For years, she also sang in the choir at Our Lady of Fatima Roman Catholic Church in Port Washington.
"My dad, he was drawn to the fact she was honest about what happened and wasn't looking to sue anybody," said son Michael Barry Jr., of Manhasset, who ironically is the head of media and public affairs for the Insurance Information Institute in Manhattan. "She wasn't going to sue when she wasn't really injured."
Catherine Barry (nee O'Brien) was born July 26, 1939, the only child of Anne (Feeney) and Michael O'Brien. Her dad was a union electrician who'd worked wiring the Empire State Building. Her mom was an immigrant, born in northwestern Ireland.
Her father taught her a love of sports, especially baseball and horse racing. Her mother was strict, Michael Barry Sr. said, noting that while that kept Catherine close to home, he, as the eldest of five boys, was usually hanging around in the streets.
"We grew up one block apart, but almost worlds apart," Michael Sr. said of Catherine. " … I didn't know her, really, until we went to that dance and had the accident."
He went to elementary school at PS 189; she went to parochial school at St. Elizabeth's. He went to high school at Bishop Dubois; she went to the Academy of the Sacred Heart of Mary. He rooted for the Giants baseball team, which played at the nearby Polo Grounds.
Her? "Her dad was a Brooklyn Dodgers fan," Michael Sr. said, adding: "He raised her to like baseball, just the wrong team."
Later, after both teams left for the West Coast, Michael Sr. said he and Catherine became loyal Mets fans.
"She was a good boys' mom," Michael Sr. said, noting that his wife didn't just follow sports, she knew them.
Catherine and Michael Sr. also traveled the world, doing frequent "caravan tours" with friends out West, as well as making numerous treks to Ireland and Europe, and visiting Australia and New Zealand. They also took their extended family on a cruise to Bermuda for their 50th anniversary in July 2011.

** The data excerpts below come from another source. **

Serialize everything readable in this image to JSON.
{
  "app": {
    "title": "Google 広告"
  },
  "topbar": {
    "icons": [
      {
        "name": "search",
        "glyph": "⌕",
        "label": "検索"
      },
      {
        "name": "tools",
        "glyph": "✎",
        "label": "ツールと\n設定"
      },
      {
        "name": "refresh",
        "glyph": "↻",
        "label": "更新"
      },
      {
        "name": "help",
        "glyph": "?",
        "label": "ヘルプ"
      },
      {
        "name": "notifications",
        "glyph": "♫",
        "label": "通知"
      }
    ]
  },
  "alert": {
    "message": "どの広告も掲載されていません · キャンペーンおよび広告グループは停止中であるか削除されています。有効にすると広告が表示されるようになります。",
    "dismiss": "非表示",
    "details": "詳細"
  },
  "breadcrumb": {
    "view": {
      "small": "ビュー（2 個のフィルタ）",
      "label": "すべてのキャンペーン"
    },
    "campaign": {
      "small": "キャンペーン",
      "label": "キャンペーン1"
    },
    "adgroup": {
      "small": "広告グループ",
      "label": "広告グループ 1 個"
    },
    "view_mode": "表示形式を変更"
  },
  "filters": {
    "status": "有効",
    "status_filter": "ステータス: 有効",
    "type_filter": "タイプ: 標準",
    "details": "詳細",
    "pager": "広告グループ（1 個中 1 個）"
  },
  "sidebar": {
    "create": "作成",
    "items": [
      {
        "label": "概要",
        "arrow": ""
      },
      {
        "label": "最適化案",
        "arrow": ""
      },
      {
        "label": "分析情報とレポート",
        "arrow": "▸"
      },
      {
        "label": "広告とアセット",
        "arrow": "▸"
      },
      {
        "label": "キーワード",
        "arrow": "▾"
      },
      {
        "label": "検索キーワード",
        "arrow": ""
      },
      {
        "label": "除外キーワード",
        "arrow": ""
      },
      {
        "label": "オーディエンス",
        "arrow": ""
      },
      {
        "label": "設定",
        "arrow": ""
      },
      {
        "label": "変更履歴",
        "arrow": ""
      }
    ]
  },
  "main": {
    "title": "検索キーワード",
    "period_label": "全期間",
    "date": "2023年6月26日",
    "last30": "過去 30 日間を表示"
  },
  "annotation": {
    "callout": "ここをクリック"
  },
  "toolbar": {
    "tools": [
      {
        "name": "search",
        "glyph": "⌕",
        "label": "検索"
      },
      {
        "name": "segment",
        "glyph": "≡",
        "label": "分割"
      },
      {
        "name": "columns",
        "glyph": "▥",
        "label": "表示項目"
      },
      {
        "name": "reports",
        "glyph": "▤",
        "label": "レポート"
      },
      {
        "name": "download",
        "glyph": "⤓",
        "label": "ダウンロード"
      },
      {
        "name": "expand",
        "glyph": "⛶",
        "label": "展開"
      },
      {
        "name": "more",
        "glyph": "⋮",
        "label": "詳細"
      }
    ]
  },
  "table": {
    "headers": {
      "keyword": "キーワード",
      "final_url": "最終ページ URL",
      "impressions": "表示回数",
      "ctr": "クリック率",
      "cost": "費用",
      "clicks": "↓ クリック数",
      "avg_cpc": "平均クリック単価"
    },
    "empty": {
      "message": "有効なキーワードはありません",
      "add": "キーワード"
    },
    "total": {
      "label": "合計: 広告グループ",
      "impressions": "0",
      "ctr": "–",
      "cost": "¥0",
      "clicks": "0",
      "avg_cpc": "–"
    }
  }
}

The irony of it all, Michael Sr. said, was the aftermath of that car accident.
"The insurance company gave everyone $250 each to go away," he said. "And all the other kids, they had to pay their lawyers. Me and Catherine were the only two who didn't sue, so we got to keep all the money, which was a lot in those days."
Catherine Barry was honored with a Mass of Christian Burial on Dec. 7 at Our Lady of Fatima Roman Catholic Church and was interred at Nassau Knolls Cemetery in Port Washington.
She is survived by husband Michael Sr. of Port Washington, sons Michael Jr. and wife Theresa of Manhasset, Kevin of Manhattan, and Christopher and wife Christine of Floral Park, as well as grandchildren Michael, Nicholas, Peter, Owen, Griffin, Isaac, Emily and Connor.